Field	Type	Required	Conditional	Description
`schemaId`	`string`	MUST	—	Identifier of the schema under grading.
`selectionId`	`string`	MUST when `gradingTier=group-bound`	If `group-bound`, REQUIRED; if `autonomous`, OPTIONAL	Identifier of the Selection under grading (when group-bound).
`gradingTier`	enum `autonomous` \| `group-bound`	MUST	—	Tier classification (see `06-determinism-and-tier.md`).
`scoringSystem`	`string` matching `^scoringSystem/\d+\.\d+\.\d+$`	MUST	—	Scoring System version (see `07-scoring-vs-grading.md`).
`gradingSystem`	`string` matching `^gradingSystem/\d+\.\d+\.\d+$`	MUST	—	Grading System version (see `07-scoring-vs-grading.md`).
`area`	enum (see Areas and Score Values)	MUST	—	The Area this entry grades (`const` per entry).
`gradings`	`array` of answer entries	MUST	Minimum length 1	The per-question answers for this Area (see `gradings[]` Element).
`harness`	enum `["claude-code"]`	MUST	—	The harness that drove the non-deterministic evaluation (see Envelope Fields).
`persona`	`object` `{ basePersonaId, lensId }`	MUST for persona-bound areas	Required for persona-bound Areas (see Areas and Score Values)	The persona lens (see Envelope Fields, `12-personas-contract.md`).
`skillId`	`string`	MUST for per-skill areas	Required for `namespace-skills` and `selection-skills-L1/L2/L3`	The graded skill instance (see Envelope Fields).
`categoricalVeto`	`object` \| `null`	MUST (default `null`)	When non-null, forces `aggregateGrade=REJECTED`	The Categorical Veto record (see Categorical Veto).
`regradingTrigger`	`object`	OPTIONAL	Present iff this entry is a re-grading	The re-grading trigger that produced this entry (see Re-Grading Trigger).
`aggregateGrade`	enum `A` \| `B` \| `C` \| `D` \| `F` \| `REJECTED`	MUST	`REJECTED` iff `categoricalVeto != null`	The aggregate grade after weighted aggregation and tier trim.
`maxAttainableGrade`	enum `A` \| `B`	MUST	Derived from `gradingTier`	The highest grade attainable at this tier (see Tier Computation).

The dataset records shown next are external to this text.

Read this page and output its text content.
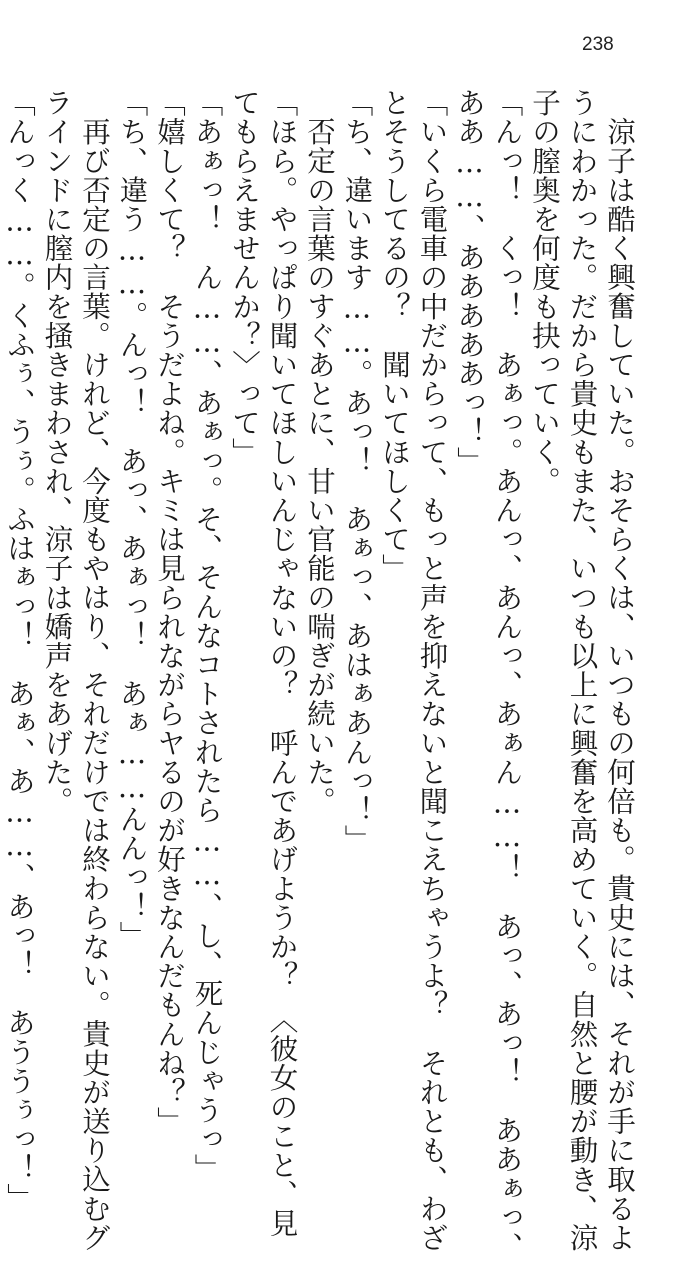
238

涼子は酷く興奮していた。おそらくは、いつもの何倍も。貴史には、それが手に取るよ

うにわかった。だから貴史もまた、いつも以上に興奮を高めていく。自然と腰が動き、涼

子の膣奥を何度も抉っていく。

「んっ！　くっ！　あぁっ。あんっ、あんっ、あぁん……！　あっ、あっ！　ああぁっ、

ああ……、あああああっ！」

「いくら電車の中だからって、もっと声を抑えないと聞こえちゃうよ？　それとも、わざ

とそうしてるの？　聞いてほしくて」

「ち、違います……。あっ！　あぁっ、あはぁあんっ！」

否定の言葉のすぐあとに、甘い官能の喘ぎが続いた。

「ほら。やっぱり聞いてほしいんじゃないの？　呼んであげようか？　〈彼女のこと、見

てもらえませんか？〉って」

「あぁっ！　ん……、あぁっ。そ、そんなコトされたら……、し、死んじゃうっ」

「嬉しくて？　そうだよね。キミは見られながらヤるのが好きなんだもんね？」

「ち、違う……。んっ！　あっ、あぁっ！　あぁ……んんっ！」

再び否定の言葉。けれど、今度もやはり、それだけでは終わらない。貴史が送り込むグ

ラインドに膣内を掻きまわされ、涼子は嬌声をあげた。

「んっく……。くふぅ、うぅ。ふはぁっ！　あぁ、あ……、あっ！　あううぅっ！」
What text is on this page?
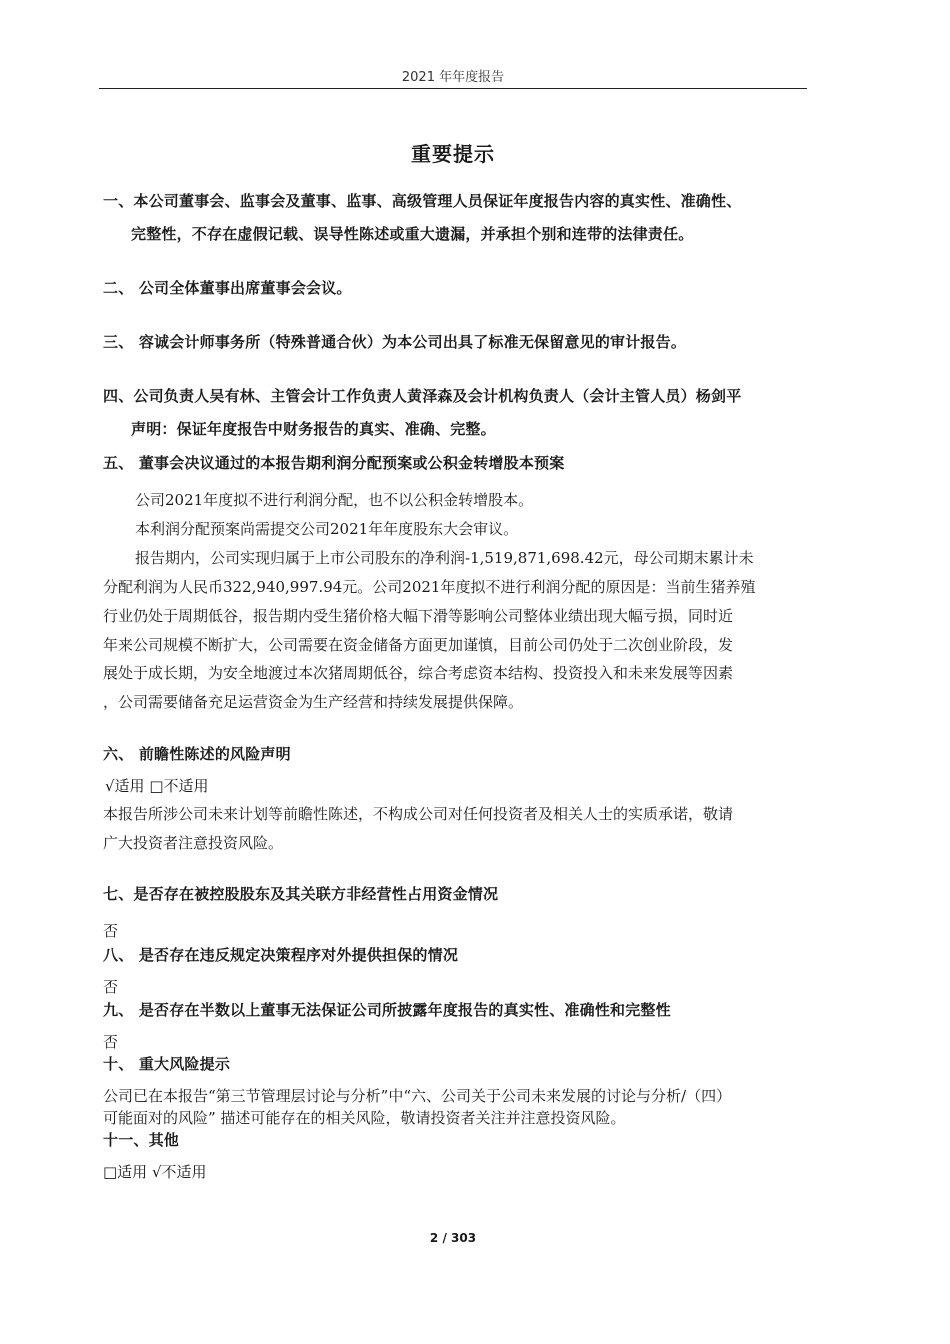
2021 年年度报告
重要提示
一、本公司董事会、监事会及董事、监事、高级管理人员保证年度报告内容的真实性、准确性、
完整性，不存在虚假记载、误导性陈述或重大遗漏，并承担个别和连带的法律责任。
二、 公司全体董事出席董事会会议。
三、 容诚会计师事务所（特殊普通合伙）为本公司出具了标准无保留意见的审计报告。
四、公司负责人吴有林、主管会计工作负责人黄泽森及会计机构负责人（会计主管人员）杨剑平
声明：保证年度报告中财务报告的真实、准确、完整。
五、 董事会决议通过的本报告期利润分配预案或公积金转增股本预案
公司2021年度拟不进行利润分配，也不以公积金转增股本。
本利润分配预案尚需提交公司2021年年度股东大会审议。
报告期内，公司实现归属于上市公司股东的净利润-1,519,871,698.42元，母公司期末累计未
分配利润为人民币322,940,997.94元。公司2021年度拟不进行利润分配的原因是：当前生猪养殖
行业仍处于周期低谷，报告期内受生猪价格大幅下滑等影响公司整体业绩出现大幅亏损，同时近
年来公司规模不断扩大，公司需要在资金储备方面更加谨慎，目前公司仍处于二次创业阶段，发
展处于成长期，为安全地渡过本次猪周期低谷，综合考虑资本结构、投资投入和未来发展等因素
，公司需要储备充足运营资金为生产经营和持续发展提供保障。
六、 前瞻性陈述的风险声明
√适用 □不适用
本报告所涉公司未来计划等前瞻性陈述，不构成公司对任何投资者及相关人士的实质承诺，敬请
广大投资者注意投资风险。
七、是否存在被控股股东及其关联方非经营性占用资金情况
否
八、 是否存在违反规定决策程序对外提供担保的情况
否
九、 是否存在半数以上董事无法保证公司所披露年度报告的真实性、准确性和完整性
否
十、 重大风险提示
公司已在本报告“第三节管理层讨论与分析”中“六、公司关于公司未来发展的讨论与分析/（四）
可能面对的风险” 描述可能存在的相关风险，敬请投资者关注并注意投资风险。
十一、其他
□适用 √不适用
2 / 303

A grading entry MUST contain all MUST fields, conditional fields when their condition holds, and MAY contain OPTIONAL fields. additionalProperties is false (see 08-grading-model.schema.json).

Mandatory Fields + Hash Placement (restructured in 2.0.0)

The grading entry binds a grading to the concrete tested schema variant and makes the partial vs. full mode explicit. The fields below live on the grading entry.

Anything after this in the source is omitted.